A transformer acceleration device may generate an output token based on a plurality of input tokens. For example, the transformer acceleration device executes a transformer based on the plurality of input tokens to generate a first output token which is appropriate to following the plurality of input tokens.

The transformer may operate in an auto-regression scheme. For example, the transformer further uses the first output token with the plurality of input tokens to generate a second output token appropriate to following the plurality of input tokens and the first output token. That is, the transformer may sequentially operate throughout a plurality of iterations, and a token generated by each iteration may be used as an input of a subsequent iteration.

The transformer may reuse key-value vectors generated throughout the plurality of iterations. For example, the transformer may reuse a key-value vector computed in a previous iteration in a subsequent iteration. However, when a scheme in which the transformer stores and reads the key-value vectors is not optimized, operation efficiency of the transformer acceleration device may be reduced due to the storing and reading of the key-value vectors.

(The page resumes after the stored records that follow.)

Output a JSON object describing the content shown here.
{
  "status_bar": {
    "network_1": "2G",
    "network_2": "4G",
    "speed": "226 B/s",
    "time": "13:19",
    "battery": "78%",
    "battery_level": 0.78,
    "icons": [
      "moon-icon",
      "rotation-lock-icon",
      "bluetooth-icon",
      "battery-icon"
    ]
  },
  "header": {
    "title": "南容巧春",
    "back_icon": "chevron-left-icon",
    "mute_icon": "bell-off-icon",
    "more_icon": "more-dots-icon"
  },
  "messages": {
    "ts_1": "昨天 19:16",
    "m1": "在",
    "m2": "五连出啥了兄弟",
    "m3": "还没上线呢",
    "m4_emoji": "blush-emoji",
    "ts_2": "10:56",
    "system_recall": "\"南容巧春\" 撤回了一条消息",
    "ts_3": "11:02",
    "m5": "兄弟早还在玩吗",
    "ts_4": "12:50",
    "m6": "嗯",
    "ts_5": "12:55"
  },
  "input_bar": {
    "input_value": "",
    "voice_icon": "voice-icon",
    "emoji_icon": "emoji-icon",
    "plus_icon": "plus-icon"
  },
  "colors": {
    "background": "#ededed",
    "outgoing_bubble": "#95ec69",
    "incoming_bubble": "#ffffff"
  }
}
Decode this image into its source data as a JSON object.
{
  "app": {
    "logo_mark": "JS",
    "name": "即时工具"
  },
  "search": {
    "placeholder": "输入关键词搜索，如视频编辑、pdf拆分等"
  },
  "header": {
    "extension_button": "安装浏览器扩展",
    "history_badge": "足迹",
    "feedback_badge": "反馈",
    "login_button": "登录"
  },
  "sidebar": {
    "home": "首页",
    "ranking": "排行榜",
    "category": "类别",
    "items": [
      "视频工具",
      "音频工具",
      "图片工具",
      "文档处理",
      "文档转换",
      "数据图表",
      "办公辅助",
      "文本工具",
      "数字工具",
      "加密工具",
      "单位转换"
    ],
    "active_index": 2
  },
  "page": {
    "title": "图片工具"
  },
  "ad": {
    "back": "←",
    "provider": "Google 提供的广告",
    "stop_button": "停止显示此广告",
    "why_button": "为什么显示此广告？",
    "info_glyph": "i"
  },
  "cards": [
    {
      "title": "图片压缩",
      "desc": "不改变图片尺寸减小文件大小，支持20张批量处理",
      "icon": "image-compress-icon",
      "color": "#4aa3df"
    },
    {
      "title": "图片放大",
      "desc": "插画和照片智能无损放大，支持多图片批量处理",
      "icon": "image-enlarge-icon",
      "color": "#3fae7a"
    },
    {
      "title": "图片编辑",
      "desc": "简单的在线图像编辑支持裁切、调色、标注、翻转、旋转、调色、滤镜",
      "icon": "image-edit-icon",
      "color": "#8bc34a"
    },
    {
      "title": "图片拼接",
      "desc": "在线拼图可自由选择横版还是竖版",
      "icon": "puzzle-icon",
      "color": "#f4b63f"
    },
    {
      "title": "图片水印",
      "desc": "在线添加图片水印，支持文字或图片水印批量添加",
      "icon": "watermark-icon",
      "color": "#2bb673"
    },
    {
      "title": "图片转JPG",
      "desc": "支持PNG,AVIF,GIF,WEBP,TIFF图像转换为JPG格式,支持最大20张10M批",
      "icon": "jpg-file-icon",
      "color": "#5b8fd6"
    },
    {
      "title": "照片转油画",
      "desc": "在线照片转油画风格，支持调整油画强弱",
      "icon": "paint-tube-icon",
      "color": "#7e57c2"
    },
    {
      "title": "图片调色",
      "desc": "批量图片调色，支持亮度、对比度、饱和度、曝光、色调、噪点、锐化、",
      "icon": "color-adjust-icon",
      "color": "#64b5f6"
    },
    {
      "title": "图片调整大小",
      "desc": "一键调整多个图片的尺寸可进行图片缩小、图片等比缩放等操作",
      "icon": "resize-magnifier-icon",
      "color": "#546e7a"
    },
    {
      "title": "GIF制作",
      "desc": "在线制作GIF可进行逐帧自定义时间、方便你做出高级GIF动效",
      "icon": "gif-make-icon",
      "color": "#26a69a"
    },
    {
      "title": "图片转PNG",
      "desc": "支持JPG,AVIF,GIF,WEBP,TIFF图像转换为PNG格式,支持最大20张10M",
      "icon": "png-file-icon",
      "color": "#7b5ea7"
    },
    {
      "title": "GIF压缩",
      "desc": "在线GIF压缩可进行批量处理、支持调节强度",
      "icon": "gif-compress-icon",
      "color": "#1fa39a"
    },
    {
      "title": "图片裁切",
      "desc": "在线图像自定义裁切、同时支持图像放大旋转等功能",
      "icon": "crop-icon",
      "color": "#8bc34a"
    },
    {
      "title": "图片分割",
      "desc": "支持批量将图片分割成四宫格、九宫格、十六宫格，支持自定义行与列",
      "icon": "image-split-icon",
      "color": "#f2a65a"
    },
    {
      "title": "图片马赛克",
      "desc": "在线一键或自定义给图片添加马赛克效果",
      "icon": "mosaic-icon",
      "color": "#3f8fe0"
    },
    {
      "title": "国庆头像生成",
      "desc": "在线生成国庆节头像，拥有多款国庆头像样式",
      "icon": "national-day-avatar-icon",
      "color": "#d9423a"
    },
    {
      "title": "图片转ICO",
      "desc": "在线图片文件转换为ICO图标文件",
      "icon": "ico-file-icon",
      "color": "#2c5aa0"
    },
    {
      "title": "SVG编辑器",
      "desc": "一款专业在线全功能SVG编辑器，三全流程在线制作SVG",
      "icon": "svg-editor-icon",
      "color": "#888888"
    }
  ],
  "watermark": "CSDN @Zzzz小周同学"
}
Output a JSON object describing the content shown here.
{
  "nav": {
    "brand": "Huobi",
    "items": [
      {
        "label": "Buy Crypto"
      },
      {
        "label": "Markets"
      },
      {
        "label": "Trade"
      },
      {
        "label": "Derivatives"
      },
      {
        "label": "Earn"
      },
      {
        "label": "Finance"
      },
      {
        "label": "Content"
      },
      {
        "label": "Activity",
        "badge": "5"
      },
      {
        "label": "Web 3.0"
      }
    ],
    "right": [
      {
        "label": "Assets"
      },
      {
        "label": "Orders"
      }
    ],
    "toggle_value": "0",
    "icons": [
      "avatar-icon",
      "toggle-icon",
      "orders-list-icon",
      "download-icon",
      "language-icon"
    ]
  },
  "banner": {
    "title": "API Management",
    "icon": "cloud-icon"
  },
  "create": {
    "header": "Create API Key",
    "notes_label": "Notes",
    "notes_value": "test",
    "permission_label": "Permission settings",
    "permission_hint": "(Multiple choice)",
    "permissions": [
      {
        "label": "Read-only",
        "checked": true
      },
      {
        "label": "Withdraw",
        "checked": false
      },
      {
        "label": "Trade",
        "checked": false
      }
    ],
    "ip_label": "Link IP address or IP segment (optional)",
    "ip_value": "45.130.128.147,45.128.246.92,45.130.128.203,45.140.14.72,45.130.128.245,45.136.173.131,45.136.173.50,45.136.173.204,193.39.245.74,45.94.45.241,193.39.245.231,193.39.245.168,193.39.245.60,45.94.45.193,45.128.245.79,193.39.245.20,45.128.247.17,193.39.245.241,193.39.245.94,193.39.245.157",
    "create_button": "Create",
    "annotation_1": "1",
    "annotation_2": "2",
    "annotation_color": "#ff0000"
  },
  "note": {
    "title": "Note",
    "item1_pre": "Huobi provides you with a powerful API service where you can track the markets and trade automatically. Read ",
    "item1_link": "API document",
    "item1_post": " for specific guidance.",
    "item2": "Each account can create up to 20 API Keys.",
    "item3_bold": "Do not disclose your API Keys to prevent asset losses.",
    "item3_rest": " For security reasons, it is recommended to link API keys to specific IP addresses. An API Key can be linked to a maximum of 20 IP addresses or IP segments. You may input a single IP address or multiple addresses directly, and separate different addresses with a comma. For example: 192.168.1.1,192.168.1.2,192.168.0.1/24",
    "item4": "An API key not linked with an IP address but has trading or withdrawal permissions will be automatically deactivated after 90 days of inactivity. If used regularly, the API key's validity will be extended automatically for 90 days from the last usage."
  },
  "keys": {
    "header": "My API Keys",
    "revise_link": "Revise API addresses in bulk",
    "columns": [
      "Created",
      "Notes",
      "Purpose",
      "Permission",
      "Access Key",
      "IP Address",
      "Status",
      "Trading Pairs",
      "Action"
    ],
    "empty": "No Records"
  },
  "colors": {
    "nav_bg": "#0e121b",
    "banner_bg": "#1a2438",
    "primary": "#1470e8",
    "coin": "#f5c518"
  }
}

The present disclosure provides transformer acceleration devices including a memory striding circuit implemented to read a key-value vector by an optimization scheme

According to some example embodiments, a transformer acceleration device of the present disclosure may include a memory device including a first memory block configured to store a first plurality of cache vectors for a first plurality of tokens, and a second memory block configured to store a second plurality of cache vectors for a second plurality of tokens; and a memory striding circuit configured to access the first and second memory blocks in response to a first striding request provided from an external device. The memory striding circuit may include a memory block address management circuit configured to store a first memory block base address for the first memory block and store a second memory block base address for the second memory block; a target address generation circuit configured to calculate, in response to the first striding request, a first target address included in the first memory block based on the first memory block base address and a first subblock offset and calculate, in response to the first striding request, a second target address included in the second memory block based on the second memory block base address and the first subblock offset; and a command issue circuit configured to issue a first plurality of memory access commands for a first target subblock located in the first target address, and issue a second plurality of memory access commands for a second target subblock located in the second target address.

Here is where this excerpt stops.